3. Become a book whisperer
If they are going to have the above experiences then the teacher must turn book whisperer (a phrase that I am told has its origin in the book The Book Whisperer: Awakening the Inner Reader in Every Child by Donalyn Miller, though I have not actually read the book myself).
Primary teachers have two main ways they can do this. The first is to make story time sacrosanct, the second is by creating a culture where children choose to read in their own time.
Story time is not merely a nice, relaxing time at the end of a busy day - though it might be that as well - it is a crucial time for children to fall in love with books through listening to excellent stories passionately told.
The pleasurable aspect might mislead us into thinking that it lacks the rigour of ‘proper’ teaching and that, therefore, it is at the very least dispensable and probably a waste of valuable time.
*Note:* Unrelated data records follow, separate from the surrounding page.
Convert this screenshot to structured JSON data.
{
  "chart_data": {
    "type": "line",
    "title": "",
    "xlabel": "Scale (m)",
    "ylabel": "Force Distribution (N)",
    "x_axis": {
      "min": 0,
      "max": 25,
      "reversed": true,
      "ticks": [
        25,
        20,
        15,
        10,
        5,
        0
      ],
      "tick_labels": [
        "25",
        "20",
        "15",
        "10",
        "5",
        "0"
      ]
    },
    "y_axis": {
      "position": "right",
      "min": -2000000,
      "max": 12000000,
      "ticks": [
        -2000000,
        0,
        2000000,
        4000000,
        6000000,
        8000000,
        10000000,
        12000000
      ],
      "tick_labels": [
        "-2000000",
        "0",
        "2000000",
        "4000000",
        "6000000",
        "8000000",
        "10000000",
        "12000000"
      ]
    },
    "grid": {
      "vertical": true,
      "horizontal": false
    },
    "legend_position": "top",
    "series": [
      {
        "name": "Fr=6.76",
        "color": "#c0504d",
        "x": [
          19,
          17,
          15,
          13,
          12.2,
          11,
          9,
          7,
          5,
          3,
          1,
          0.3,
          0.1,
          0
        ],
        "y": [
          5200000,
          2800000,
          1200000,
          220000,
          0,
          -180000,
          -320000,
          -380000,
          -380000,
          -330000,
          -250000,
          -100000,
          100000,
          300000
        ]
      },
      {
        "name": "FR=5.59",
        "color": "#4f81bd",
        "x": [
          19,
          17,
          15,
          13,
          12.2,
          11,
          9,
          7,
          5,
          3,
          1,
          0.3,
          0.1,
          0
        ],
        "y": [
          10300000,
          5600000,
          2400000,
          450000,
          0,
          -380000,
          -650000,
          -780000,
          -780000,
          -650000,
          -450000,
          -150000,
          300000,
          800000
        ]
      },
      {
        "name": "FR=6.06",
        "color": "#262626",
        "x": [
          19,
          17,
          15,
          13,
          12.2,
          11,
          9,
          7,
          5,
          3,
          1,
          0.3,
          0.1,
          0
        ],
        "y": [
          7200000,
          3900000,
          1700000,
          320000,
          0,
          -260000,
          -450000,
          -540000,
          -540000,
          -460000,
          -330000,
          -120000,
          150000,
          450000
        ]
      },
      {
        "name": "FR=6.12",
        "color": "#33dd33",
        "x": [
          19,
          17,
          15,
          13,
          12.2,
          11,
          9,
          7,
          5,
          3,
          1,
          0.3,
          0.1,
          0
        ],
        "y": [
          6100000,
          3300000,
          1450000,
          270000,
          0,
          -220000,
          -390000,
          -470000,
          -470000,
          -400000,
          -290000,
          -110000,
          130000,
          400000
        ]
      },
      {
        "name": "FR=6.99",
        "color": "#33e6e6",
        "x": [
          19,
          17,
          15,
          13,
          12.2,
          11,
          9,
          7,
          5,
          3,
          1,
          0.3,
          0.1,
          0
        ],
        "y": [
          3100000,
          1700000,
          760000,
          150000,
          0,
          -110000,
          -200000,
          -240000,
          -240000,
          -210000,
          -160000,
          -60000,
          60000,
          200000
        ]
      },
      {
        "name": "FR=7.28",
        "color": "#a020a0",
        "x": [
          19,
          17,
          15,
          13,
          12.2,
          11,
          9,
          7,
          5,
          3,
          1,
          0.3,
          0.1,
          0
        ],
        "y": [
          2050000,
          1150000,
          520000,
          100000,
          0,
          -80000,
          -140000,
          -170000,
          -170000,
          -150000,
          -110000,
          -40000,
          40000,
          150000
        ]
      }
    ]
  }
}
But let’s consider the opportunity cost of not prioritising building a culture of reading.
The OECD report goes on to explore the factors that make reading for pleasure at home - what it terms reading engagement - more likely. Socio-economic factors are not the main determiners. What really makes the difference is whether or not the family has a culture of valuing reading and talking about cultural matters and doing cultural things.
“These associations are about twice as strong as between engagement and parental education or occupational status. Thus the most important set of home disadvantages for schools to overcome in getting students to develop positive reading habits and attitudes are not socio-economic but cultural in character,” says the report.
Given that one in five parents does not spend any time reading with their children and over half of those surveyed spent less than an hour a week doing it, for many schools it is down to us to build that culture.
We need to help children build an emotional relationship with books and that means trying to replicate, as far as one can in a classroom with 30 children, the experience of snuggling up with a trusted adult and a wonderful book.
Talking about the book together is important - how else will children realise that reading can be an enjoyable social activity? But we need to make sure this does not turn into another literacy lesson. Reading aloud should not be linked to other “work”.
We need ‘to recognise the affective impact of reading to “reassure, to entertain, to bond, to inform or explain, to arouse curiosity, to inspire” (Trelease, 2013:04). This is about the building of spiritual and moral capital.
4. Guide children’s choices
The other key way that teachers can promote reading for pleasure is by being proactive in helping children choose what they take home to read.
Children need guidance with this; they need us to recommend books for them and for these recommendations to be based on knowledge of the child and what makes them tick allied with our own knowledge of children’s books.
Being the sort of teacher who can inspire every child to enjoy reading is grounded in hard work. It involves a different kind of rigour from that involved in planning a geography lesson, for example.
Yet behind both is a need for excellent subject knowledge. Acquiring excellent subject knowledge in children’s literature requires a rigorous commitment to read it on a regular basis.
Developing excellence in being able to promote reading for pleasure is just as grounded in hard work and developing requisite subject knowledge as any other aspect of developing one’s professional repertoire.